Estamos, pues, ante una novedad, pero el miedo actual tiene dos rastros históricos, que no lo hacen más agudo, sino que, por el contrario, lo atemperan. Por un lado, el pánico que estudió Delameau y que conversamos con Claudia Rosas. Por el otro, un sentimiento encontrado de angustia por lo que pasaría sí se uno trasgrede las reglas del estado de emergencia, o sea, miedo a la autoridad policial y militar y a sus posibles reacciones letales si a uno lo pillan sin excusa. Sin embargo, por la naturaleza protectora de las medidas, la acción de la autoridad se respeta y hasta se aplaude desde ventanas y balcones.
Las generaciones que hemos vivido algún toque de queda, como el que siguió al paro policial y los saqueos del 5 de febrero de 1975, durante la dictadura de Juan Velasco; otro hacia el final de la dictadura de Morales Bermúdez, otro durante el primer gobierno de Alan García, y el toque de queda vehicular entre junio y diciembre de 1992, durante los meses que arreció el terrorismo en Lima hasta que amainó tras la captura de Abimael Guzmán; tenemos reacciones matizadas de recuerdos ambivalentes ante las medidas actuales. Correr a las casas a las 10pm o 12pm (los horarios iban variando), temiendo que durante la noche hubiera un atentado con cochebomba, o que las fuerzas del orden dispararan un despistado; eran malestares y miedo de otro calibre.

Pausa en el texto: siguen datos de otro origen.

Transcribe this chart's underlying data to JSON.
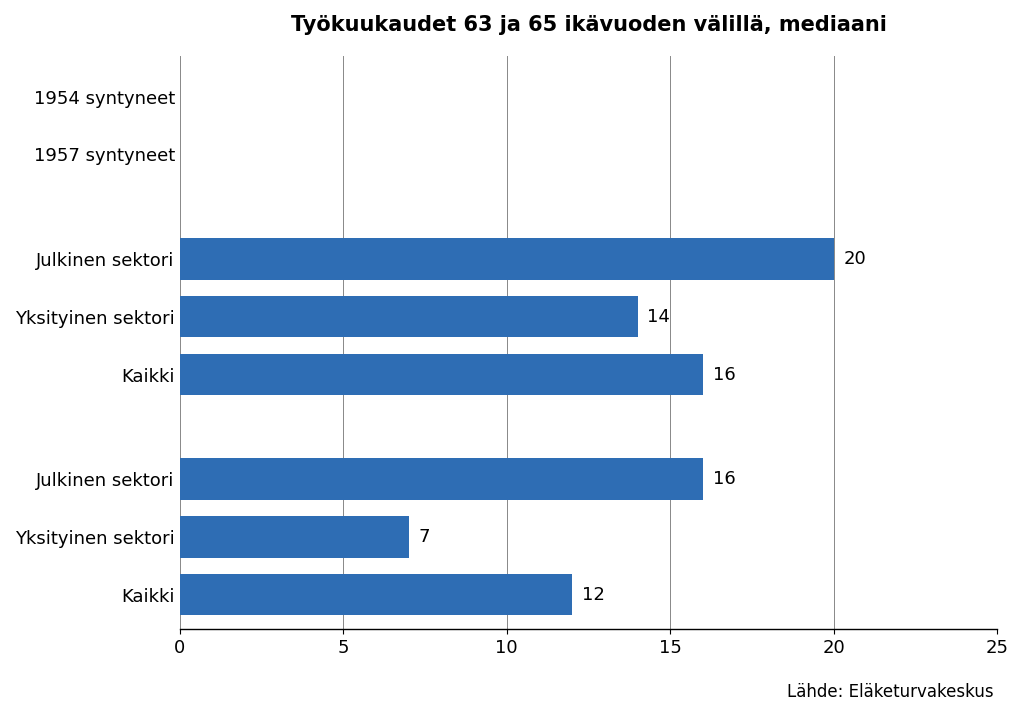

Por todo lo anterior, el gobierno ha recurrido a un eufemismo ‘inmovilización social obligatoria’ para normar lo que en realidad es un toque de queda clásico. Conversé con el historiador y analista político Nelson Manrique y me resumió las diferencias de esta forma: “Cuando se ha dictado estado de emergencia, casi siempre ha sido para defender al poder, no para defender a la población”. Le repregunté a Nelson si estas severas medidas, con un estado de emergencia que disminuye derechos, podrían derivar en abusos. “No creo que eso pase, aunque las condiciones estén dadas”.
El historiador Antonio Zapata, ex conductor del programa “Sucedió en el Perú”, es docente en China desde hace unas temporadas. Pero la cuarentena lo pescó de visita en Lima. Le pedí, igual que a Nelson, que resumiera las diferencias entre los toques de antes y este. Me respondió por correo: “En los 80, el miedo era político y le temíamos tanto a Sendero como a las Fuerzas Armadas, al menos quienes militamos en la Izquierda Unida. Ahora el miedo es a una enfermedad y el Estado es visto como un aliado para contrarrestar el peligro. Ayer, el toque de queda tenía menor legitimidad, era contestado activamente por Sendero y nuestros parlamentarios votaban sistemáticamente en contra de los estados de emergencia. Ahora la legitimidad es inmensa y los únicos que se oponen son personas indisciplinadas sin peso social o político”.
Valgan estos antecedentes y diferencias para comprender la suma de miedos, suerte de ‘panfobia’, desatada en las últimas semanas –y que en el Perú aún no llega a su meseta- y que convive con una unánime confianza en las autoridades que no hubo durante otros toques de queda, otros estados de emergencia, otros trances.